Here are other TODOs:


* A big one is to add support for logical SLOC, at least for C/C++.
  Then add support for COCOMO II.  Even partial support would be great
  (e.g., not all languages)... other languages could be displayed as
  "UNK" (unknown) and be considered 0.
  Add options to allow display of only one,
  or of both.  See Park's paper, COCOMO II, and Humphrey's 1995 book.

* In general, modify the program so that it ports more easily.  Currently,
  it assumes a Unix-like system (esp. in the shell programs), and it requires
  md5sum as a separate executable.
  There are probably some other nonportable constructs, in particular
  for non-Unix systems (e.g., symlink handling and file/dirnames).

* Rewrite Bourne shell code to either Perl or Python (prob. Python), and
  make the call to md5sum optional.  That way, the program
  could run on Windows without Cygwin.

* Improve the heuristics for detecting language type.
  They're actually pretty good already.

* Clean up the program.  This was originally written as a one-off program
  that wouldn't be used again (or distributed!), and it shows.

  The heuristics used to detect language type should
  be made more modular, so it could be reused in other programs, and
  so you don't HAVE to write out a list of filenames first if you
  don't want to.

* Consider rewriting everything not in C into Python.  Perl is
  a write-only language, and it's absurdly hard to read Perl code later.
  I find Python code much cleaner.  And shell isn't as portable.
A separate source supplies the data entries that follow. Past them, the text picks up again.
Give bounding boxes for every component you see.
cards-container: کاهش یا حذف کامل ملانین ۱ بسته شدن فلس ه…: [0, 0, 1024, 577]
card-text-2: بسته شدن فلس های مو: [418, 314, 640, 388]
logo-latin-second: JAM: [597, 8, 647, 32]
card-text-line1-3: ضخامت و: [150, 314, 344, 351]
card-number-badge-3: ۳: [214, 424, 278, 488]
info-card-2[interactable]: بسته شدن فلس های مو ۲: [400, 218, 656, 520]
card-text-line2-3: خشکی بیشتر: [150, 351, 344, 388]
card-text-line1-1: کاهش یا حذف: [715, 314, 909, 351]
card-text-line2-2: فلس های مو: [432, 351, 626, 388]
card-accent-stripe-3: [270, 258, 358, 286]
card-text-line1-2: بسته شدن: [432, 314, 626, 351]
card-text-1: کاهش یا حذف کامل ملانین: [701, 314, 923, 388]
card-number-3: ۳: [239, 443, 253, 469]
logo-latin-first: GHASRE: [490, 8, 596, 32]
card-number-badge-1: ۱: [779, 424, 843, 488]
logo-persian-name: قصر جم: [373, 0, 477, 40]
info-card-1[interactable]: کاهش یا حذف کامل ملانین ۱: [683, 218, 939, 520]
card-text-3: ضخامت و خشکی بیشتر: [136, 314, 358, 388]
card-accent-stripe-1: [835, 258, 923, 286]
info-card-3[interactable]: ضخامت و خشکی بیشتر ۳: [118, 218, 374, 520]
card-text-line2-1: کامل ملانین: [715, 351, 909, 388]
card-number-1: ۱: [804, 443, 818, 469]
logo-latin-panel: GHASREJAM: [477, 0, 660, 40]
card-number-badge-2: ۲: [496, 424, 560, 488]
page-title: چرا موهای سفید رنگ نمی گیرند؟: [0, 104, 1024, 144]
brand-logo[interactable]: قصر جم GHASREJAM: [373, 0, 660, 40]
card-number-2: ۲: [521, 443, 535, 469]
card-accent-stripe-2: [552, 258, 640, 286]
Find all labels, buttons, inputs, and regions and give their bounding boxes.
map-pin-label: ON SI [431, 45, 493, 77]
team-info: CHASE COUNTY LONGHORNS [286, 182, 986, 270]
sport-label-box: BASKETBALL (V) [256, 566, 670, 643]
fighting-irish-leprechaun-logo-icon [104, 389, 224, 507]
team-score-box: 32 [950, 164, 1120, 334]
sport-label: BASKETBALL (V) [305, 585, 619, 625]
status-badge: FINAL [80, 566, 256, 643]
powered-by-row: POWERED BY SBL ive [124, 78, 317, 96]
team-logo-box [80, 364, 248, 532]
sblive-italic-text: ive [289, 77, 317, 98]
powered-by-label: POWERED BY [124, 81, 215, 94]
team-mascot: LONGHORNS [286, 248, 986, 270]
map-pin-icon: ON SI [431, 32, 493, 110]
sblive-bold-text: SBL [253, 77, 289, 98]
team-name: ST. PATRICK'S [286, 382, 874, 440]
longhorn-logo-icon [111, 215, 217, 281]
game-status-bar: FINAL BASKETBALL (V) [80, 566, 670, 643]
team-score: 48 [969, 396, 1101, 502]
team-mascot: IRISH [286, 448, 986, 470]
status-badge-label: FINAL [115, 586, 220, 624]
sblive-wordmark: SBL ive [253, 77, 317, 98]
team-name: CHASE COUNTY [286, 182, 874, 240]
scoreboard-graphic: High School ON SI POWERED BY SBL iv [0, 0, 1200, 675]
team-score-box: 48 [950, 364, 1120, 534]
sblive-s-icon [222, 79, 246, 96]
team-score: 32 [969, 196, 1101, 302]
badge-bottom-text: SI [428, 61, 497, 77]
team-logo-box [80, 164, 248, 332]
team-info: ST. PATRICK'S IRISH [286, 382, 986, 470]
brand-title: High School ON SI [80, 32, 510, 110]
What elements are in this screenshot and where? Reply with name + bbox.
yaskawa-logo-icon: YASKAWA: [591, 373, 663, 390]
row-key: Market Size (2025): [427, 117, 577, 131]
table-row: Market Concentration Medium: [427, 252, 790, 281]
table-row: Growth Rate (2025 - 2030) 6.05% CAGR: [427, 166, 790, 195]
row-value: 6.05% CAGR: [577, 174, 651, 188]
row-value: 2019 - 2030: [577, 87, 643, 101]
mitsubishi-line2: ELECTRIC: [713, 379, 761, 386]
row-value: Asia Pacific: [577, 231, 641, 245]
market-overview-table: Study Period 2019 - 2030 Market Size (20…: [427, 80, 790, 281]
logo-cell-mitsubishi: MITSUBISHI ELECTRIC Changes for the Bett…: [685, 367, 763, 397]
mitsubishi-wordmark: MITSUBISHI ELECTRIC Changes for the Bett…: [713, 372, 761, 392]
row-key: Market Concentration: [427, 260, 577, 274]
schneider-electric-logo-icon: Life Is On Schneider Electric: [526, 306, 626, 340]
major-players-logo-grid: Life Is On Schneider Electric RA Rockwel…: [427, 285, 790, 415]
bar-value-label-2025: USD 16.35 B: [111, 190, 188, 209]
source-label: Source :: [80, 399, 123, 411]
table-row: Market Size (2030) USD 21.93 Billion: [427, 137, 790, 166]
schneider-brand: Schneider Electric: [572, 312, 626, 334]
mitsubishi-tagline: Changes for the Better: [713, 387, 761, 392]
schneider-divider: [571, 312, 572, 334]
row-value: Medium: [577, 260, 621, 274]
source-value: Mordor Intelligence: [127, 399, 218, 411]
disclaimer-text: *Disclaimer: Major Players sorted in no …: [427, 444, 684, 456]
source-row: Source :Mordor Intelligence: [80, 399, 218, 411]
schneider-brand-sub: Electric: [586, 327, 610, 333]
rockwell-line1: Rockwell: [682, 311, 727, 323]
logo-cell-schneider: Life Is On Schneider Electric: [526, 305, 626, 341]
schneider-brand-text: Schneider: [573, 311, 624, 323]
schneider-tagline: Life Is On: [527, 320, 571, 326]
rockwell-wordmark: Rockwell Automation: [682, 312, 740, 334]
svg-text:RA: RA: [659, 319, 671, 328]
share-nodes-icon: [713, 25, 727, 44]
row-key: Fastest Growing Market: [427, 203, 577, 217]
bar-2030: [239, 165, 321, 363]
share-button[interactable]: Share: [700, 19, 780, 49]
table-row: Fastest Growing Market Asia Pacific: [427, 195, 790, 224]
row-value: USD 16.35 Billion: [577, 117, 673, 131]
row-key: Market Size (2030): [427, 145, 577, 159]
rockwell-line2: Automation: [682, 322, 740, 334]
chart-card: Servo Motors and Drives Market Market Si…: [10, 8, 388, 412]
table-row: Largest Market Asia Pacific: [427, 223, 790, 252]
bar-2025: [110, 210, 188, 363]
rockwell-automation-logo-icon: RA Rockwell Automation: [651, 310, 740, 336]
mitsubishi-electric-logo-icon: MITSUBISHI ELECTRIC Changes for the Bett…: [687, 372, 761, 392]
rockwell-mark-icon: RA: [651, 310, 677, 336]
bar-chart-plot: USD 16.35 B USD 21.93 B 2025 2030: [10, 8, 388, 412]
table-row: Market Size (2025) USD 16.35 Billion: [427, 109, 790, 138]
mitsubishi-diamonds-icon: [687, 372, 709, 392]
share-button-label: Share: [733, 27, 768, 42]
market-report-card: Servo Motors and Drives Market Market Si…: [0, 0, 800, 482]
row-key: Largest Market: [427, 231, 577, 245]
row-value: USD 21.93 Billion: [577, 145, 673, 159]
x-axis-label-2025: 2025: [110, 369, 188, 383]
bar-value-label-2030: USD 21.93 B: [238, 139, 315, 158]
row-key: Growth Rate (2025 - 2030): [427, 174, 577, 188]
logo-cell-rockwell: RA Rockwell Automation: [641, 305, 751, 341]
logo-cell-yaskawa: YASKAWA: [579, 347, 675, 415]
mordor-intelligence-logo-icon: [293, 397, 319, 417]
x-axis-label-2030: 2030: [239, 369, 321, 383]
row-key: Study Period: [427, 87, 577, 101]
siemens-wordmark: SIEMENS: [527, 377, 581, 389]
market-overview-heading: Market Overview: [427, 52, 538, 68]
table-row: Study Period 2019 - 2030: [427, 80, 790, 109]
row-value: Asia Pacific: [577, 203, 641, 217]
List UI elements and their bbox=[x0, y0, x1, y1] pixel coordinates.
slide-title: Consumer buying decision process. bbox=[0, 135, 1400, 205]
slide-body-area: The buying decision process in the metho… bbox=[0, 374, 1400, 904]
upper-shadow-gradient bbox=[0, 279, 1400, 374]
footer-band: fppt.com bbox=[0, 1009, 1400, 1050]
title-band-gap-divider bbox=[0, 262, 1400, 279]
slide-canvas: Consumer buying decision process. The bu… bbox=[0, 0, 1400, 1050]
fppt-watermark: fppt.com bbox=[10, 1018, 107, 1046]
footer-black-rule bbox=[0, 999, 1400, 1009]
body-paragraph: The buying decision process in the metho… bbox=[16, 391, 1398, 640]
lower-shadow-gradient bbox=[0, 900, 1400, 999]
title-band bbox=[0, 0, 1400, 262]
  One reason I didn't rewrite it in Python is that I had concerns about
  Python's licensing issues; Python versions 1.6 and up have questionable
  compatibility with the GPL.  Thankfully, the Free Software Foundation (FSF)
  and the Python developers have worked together, and the Python 
  developers have fixed the license for version 2.0.1 and up.
  Joy!!  I'm VERY happy about this!

* Improve the speed, primarily to support analysis of massive amounts
  of data.  There's a generic routine in Perl; switching that
  to C would probably help.  Perhaps rewriting many of the counters
  using flex would speed things up, simplify maintenance, and make
  supporting logical SLOC easier.

* Handle scripts embedded in data.
  Perhaps create a category, "only the code embedded in HTML"
  (e.g., Javascript scripts, PHP statements, etc.).
  This is currently complicated - the whole program assumes that a file
  can be assigned a specific type, and HTML (etc.) might have multiple
  languages embedded in it.

* Are any CGI files (.cgi) unhandled?  Are files unidentified?

* Improve makefile identification and counting.
  Currently the program does not identify as makefiles "Imakefile"
  (generated by xmkmf and processed by imake, used by MIT X server)
  nor automake/autoconf files (Makefile.am/Makefile.in).
  Need to handle ".rules" too.

  I didn't just add these files to the "makefile" list, because
  I have concerns about processing them correctly using the
  makefile counter.  Since most people won't count makefiles anyway,
  this isn't an issue for most.  I welcome patches to change this,
  _IF_ you ensure that the resulting counts are correct.

  The current version is sufficient for handling programs who have
  ordinary makefiles that are to be included in the SLOC count when
  they enable the option to count makefiles.

  Currently the makefiles count "all non-blank lines"; conceivably
  someone might want to count only the actual directives, not the
  conditions under which they fire.

* Improve the flexibility in symlink handling; see "make_filelists".
  It should be rewritten.  Some systems don't allow
  "test"ing for symlinks, which was a portability problem - that problem
  at least has been removed.

* I've added a few utilities that I use for counting whole Linux systems
  to the tar file, but they're not installed by the RPM and they're not
  documented.

* More testing!  COBOL in particular is undertested.

* Modify the code, esp. sloccount, to handle systems so large that
  the data directory list can't be expanded using "*".
  This would involve using "xargs" in sloccount, maybe getting rid
  of the separate filelist creation, and having break_filelist
  call compute_all directly (break_filelist needs to run all the time,
  or its reloading of hashes during initialization would become the
  bottleneck).  Some of this work has already been done.